Sunday, May 24, 2015

Mulholland Drive [dir. David Lynch]

I had seen MH long long ago, and considered it at the time an arbitrary and pretentious movie whose critical acclaim hinged solely on its being made by David Lynch. The blu-ray was therefore an experiment in re-evaluation, to see if I had by chance missed the significance of the film.

Turns out, I had. I am still not ready to list this among my favorite films, but there's definitely a twisted dream logic to the proceedings that unlocks along with the opening of the MacGuffin blue box in the film. I cannot describe the film in great detail here for fear of spoiling it for people that have not yet seen it, but it starts off as a neo-noir mystery thriller centered on the two female leads (Naomi Watts and Laura Harring, both smoldering) with what seem like barely connected detours featuring other characters and situations, but in the last 15-20 min of the film, Lynch pulls off a coup of reversal that has you rethinking on all you have previously seen. And I imagine this will induce greater re-watchability to the film even if some individual events (the diner episode and the espresso episode in particular) still seem contrived in their weirdness. It helps to know that some of the feeling of disconnect and paucity of character development possibly stems from the fact that MH was first developed as a TV series, and after the studio developed cold feet over the pilot, re-purposed with additional funding from Studio Canal as a standalone feature film. Lynch is not apologetic over the loose ends because as he proposes, dreams have lots of loose and dead ends, and the film operates on a dream logic.

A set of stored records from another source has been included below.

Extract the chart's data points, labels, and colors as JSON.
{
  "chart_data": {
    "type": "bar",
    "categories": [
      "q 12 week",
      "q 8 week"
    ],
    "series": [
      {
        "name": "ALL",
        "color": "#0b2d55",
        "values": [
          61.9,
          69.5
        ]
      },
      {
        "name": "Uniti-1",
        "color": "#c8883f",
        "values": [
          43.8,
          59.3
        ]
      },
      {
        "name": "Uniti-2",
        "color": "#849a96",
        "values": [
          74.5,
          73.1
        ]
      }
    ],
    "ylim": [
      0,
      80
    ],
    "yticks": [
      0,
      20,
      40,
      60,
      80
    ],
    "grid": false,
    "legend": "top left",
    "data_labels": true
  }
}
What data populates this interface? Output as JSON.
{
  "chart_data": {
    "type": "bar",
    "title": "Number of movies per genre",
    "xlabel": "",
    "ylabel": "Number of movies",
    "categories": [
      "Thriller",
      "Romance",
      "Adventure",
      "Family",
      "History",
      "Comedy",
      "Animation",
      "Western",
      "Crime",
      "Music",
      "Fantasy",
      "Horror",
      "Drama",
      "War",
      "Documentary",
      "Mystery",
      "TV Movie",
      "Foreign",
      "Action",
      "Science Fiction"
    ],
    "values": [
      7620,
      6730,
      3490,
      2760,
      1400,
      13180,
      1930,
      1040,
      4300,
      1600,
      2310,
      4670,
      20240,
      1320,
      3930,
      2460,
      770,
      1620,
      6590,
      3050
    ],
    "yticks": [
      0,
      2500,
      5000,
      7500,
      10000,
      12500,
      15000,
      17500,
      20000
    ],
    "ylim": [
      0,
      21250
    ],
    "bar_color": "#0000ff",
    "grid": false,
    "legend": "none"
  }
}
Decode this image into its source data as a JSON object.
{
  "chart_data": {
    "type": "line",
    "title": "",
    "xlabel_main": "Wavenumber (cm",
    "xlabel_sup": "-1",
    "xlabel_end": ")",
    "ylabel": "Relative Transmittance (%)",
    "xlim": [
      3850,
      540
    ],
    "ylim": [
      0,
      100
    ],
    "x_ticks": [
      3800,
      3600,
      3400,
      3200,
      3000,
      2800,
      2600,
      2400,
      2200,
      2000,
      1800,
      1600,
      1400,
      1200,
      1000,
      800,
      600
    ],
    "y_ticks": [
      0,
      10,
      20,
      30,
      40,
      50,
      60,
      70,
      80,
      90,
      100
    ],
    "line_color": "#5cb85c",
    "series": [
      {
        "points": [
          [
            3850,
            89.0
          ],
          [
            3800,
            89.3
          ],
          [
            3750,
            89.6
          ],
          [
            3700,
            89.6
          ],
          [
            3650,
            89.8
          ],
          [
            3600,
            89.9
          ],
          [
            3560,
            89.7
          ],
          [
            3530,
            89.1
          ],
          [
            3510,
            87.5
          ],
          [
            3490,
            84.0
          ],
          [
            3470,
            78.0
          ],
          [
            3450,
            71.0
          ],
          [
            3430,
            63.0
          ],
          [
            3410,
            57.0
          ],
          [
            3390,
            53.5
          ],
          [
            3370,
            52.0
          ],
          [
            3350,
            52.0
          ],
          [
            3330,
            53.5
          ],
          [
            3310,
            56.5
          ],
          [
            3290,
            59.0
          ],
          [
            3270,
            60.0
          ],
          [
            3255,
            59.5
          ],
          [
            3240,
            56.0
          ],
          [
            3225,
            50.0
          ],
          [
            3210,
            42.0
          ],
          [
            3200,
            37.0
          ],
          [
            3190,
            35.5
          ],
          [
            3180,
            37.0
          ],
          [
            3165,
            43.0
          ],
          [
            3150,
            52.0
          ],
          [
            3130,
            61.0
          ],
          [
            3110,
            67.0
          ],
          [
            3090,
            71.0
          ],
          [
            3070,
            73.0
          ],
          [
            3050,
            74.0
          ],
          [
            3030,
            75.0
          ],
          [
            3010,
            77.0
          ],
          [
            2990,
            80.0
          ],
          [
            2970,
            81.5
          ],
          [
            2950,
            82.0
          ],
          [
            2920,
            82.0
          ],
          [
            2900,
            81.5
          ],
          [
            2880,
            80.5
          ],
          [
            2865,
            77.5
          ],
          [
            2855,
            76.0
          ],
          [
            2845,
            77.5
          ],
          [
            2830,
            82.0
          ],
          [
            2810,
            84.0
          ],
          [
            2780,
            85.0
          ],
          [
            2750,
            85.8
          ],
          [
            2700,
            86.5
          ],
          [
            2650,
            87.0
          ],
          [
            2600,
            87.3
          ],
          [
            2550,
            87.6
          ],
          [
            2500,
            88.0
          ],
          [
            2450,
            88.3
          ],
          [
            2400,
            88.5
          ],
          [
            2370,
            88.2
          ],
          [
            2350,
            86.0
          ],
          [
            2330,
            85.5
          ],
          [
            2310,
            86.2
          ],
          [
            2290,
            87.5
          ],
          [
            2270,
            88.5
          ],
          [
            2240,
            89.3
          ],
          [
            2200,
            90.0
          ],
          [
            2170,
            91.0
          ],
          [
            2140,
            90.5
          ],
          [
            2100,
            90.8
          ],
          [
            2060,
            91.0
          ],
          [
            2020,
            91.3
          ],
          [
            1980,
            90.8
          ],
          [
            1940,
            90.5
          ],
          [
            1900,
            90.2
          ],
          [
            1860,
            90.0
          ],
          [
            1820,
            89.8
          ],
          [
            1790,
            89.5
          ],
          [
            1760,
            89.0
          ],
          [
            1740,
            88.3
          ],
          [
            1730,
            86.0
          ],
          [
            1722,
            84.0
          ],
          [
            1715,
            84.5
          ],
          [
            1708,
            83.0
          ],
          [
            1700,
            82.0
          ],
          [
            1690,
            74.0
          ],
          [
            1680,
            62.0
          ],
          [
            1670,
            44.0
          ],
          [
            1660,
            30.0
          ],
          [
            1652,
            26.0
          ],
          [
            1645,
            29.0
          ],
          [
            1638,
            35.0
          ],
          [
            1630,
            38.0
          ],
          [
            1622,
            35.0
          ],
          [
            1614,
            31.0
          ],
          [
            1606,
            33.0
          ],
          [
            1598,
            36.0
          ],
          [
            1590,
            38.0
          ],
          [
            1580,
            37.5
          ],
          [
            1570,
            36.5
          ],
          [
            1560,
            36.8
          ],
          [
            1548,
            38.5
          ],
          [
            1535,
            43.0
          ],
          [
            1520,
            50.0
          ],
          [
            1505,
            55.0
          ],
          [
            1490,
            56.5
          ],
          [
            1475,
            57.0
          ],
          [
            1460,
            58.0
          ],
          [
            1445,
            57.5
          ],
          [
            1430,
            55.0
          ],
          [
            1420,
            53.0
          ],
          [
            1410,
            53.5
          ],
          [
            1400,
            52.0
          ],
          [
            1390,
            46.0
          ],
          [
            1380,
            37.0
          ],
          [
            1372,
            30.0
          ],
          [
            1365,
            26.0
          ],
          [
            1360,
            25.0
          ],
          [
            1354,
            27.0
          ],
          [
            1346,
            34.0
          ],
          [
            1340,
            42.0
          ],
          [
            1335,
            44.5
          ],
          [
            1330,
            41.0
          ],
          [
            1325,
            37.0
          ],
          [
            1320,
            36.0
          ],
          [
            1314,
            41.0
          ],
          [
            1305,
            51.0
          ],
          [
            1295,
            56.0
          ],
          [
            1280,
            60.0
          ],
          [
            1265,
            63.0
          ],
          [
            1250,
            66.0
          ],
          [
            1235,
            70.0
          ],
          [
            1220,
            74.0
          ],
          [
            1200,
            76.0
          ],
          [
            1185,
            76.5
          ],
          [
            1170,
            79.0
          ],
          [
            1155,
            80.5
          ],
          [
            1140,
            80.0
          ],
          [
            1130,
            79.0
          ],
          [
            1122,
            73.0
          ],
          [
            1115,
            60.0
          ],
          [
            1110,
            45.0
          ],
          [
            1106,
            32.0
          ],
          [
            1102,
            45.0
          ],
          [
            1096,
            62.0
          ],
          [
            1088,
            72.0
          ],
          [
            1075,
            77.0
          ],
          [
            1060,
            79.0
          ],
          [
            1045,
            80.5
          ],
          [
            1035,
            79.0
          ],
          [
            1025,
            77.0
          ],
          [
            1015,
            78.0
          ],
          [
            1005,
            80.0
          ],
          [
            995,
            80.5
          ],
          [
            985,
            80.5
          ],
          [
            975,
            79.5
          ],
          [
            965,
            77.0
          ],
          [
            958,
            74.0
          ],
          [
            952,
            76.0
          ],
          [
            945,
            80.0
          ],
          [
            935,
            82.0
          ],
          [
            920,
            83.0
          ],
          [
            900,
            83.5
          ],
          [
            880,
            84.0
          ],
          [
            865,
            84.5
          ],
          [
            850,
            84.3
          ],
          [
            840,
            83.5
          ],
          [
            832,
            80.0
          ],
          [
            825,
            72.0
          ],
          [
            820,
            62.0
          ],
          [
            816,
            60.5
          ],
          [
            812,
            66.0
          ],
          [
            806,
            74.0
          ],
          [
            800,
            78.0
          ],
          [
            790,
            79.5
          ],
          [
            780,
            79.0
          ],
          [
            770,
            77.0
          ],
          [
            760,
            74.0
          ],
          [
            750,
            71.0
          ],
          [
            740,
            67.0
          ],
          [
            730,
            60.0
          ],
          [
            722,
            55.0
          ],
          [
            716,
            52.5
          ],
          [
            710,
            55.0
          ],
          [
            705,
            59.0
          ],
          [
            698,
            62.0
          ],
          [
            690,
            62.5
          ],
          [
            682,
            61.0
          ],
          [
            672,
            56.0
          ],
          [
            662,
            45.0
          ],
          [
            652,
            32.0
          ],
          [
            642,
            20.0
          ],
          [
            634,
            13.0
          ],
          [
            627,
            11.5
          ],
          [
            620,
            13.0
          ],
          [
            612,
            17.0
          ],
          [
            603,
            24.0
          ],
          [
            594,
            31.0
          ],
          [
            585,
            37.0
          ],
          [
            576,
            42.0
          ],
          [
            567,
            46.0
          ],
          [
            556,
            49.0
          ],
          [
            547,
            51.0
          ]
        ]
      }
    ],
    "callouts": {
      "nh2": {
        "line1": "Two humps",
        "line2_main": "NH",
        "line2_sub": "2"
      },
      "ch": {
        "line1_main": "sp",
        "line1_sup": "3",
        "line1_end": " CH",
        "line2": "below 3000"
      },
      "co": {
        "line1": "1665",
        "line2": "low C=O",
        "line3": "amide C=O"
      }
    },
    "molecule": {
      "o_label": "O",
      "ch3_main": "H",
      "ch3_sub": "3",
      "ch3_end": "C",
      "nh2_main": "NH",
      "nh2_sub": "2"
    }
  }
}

Studio Canal's blu-ray gives a solid presentation. The video has some significant amount of manipulation in terms of light exposure and softness so it's not reference material, but generally looks very good and assumedly faithful to the director's intentions. The soundtrack is quite brilliant, both in terms of sound effects and Angelo Badalamenti's atmospheric score. I am a little annoyed about the lack of English subs on this release because one problem is that the dynamic range of the audio is VERY HIGH, meaning it can go from barely audible whispers to room rocking crash-bangs, making it necessary to adjust the volume during playback, not convenient. There are a bunch of extras, with behind-the-scenes footage during the shoot, as well as various film-makers waxing on the greatness and importance of MH (* These extras are present on the digibook release of the film, but may have been removed from the armaray case re-issue).